第41話:建前のための建前

 放課後。苦痛の階段掃除を終えた後、俺は職員室を訪れていた。


 今まで何度となく呼び出された職員室。ここに来るときは決まって説教を喰らっていたが、しかし今回は自分の意志でここに来ている。


 目的は当然1つ。用事があるのはもちろん鳴岡先生だ。


 「ほぉ、貴様が自ら来訪とは……不意を突かれたな」


 言いつつも、まったりとした口調で話す鳴岡先生。視線の先にはスマホの画面。絶賛アクションゲーム中だ。


 ……あんた今勤務時間中だろ。タイムカード切ってんだろうな。


 「不意を突かれたと思っているならさっさとゲームやめて欲しいんですけど。上司にチクりますよ?」


 問い詰めると、鳴岡先生は不敵な笑みを浮かべる。


 「それくらいで私がビビるとでも? そもそも私の上司なんて貴様に分からないだろう」

 「校長とかどう考えてもあんたの上司でしょ」

 「あぁ、あのジジイは力で捻じ伏せればどうとでもなるから構わん」


 おいマジか、この学校のパワーバランスどうなってるんだよ。俺が上に立った際にはこういう部下だけは絶対に持ちたくないと思う。


 「……で、何の用だ?」


 キリの良いところだったのか、鳴岡先生はスマホを閉じると俺に問いただしてきた。


 スクールバスの時間までそんなにない。俺は単刀直入に切り出す。


 「鳴岡先生。神崎の生徒手帳を、俺に届けさせてもらえないでしょうか」


 神崎が家に引きこもっている以上、自分の気持ちを伝えるには自分で神崎宅に出向く必要がある。だが、何の建前もなしに神崎の家に行くのはさすがにキモすぎる。


 だから、神崎の家を訪れるための建前を、俺は生徒手帳に求めたのだ。


 ……しかし計画はあっさりと破綻した。


 「神崎の生徒手帳か……それなら4組の宮代に渡したが」

 「えっ、マジっすか?」


 あー、そういやなんかいたな。神崎のご近所さんで確か陸上部だったっけ。顔も名前も知らんが確かに俺の脳内メモリーにはそう刻まれている。

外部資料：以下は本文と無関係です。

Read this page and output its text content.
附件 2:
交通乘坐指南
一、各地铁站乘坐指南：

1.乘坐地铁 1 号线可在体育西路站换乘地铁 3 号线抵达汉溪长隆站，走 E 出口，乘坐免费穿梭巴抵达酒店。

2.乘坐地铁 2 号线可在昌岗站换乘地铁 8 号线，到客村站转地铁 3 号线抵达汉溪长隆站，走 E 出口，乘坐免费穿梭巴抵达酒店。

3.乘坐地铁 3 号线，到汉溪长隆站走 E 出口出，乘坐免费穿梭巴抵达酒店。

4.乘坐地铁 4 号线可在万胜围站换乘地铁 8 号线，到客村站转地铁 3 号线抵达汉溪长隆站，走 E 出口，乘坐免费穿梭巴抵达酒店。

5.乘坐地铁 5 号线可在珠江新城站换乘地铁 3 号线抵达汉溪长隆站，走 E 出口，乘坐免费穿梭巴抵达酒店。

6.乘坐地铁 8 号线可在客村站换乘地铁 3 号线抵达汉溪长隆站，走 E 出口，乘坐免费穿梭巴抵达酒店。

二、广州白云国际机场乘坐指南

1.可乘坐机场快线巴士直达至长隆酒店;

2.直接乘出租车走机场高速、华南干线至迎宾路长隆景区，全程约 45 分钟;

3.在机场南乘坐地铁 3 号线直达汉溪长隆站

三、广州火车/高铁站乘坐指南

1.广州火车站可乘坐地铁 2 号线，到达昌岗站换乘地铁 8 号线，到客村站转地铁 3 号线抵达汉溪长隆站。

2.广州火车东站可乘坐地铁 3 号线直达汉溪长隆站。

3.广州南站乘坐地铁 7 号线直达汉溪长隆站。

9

 「彼女ならすでに帰ったはずだが……もしかして神崎になんか用事か?」

 「いや、まぁそうですね……ちょっと神崎に用事があって」

 「ふむ、それは私的な用事か?」

 「……ぶっちゃけ、そうですね」


 何の用事かは恥ずかしいので言わないが。


 「……ほぉ、貴様も正直になったもんだな」


 俺の返答を聞くと、鳴岡先生は驚いた表情を浮かべる。


 「職員室に来たと思えばあれだけ捻くれていた葛岡が真っ直ぐになっている……つまり地球の終わり……もしかして貴様、ラッパでも吹いたか?」


 一体全体なんでそうなる。


 「俺はいつだって真っ直ぐですけど? その理論だと1000回近く地球が終わってますよ。あと俺、ガブリエルじゃないです。最後の審判の笛鳴らしませんから」

 「おぉ、この2次元ネタが通用するとは大したものだ。私の周りではこの手の会話ができる奴が少なくてな、嬉しいぞ。少しばかり見直した」


 そう言いながら今度は関心した表情になる鳴岡先生。聖書を2次元ネタとか言っているあたり恐怖でしかないが……時間もないし機嫌が取れたので良いとしよう。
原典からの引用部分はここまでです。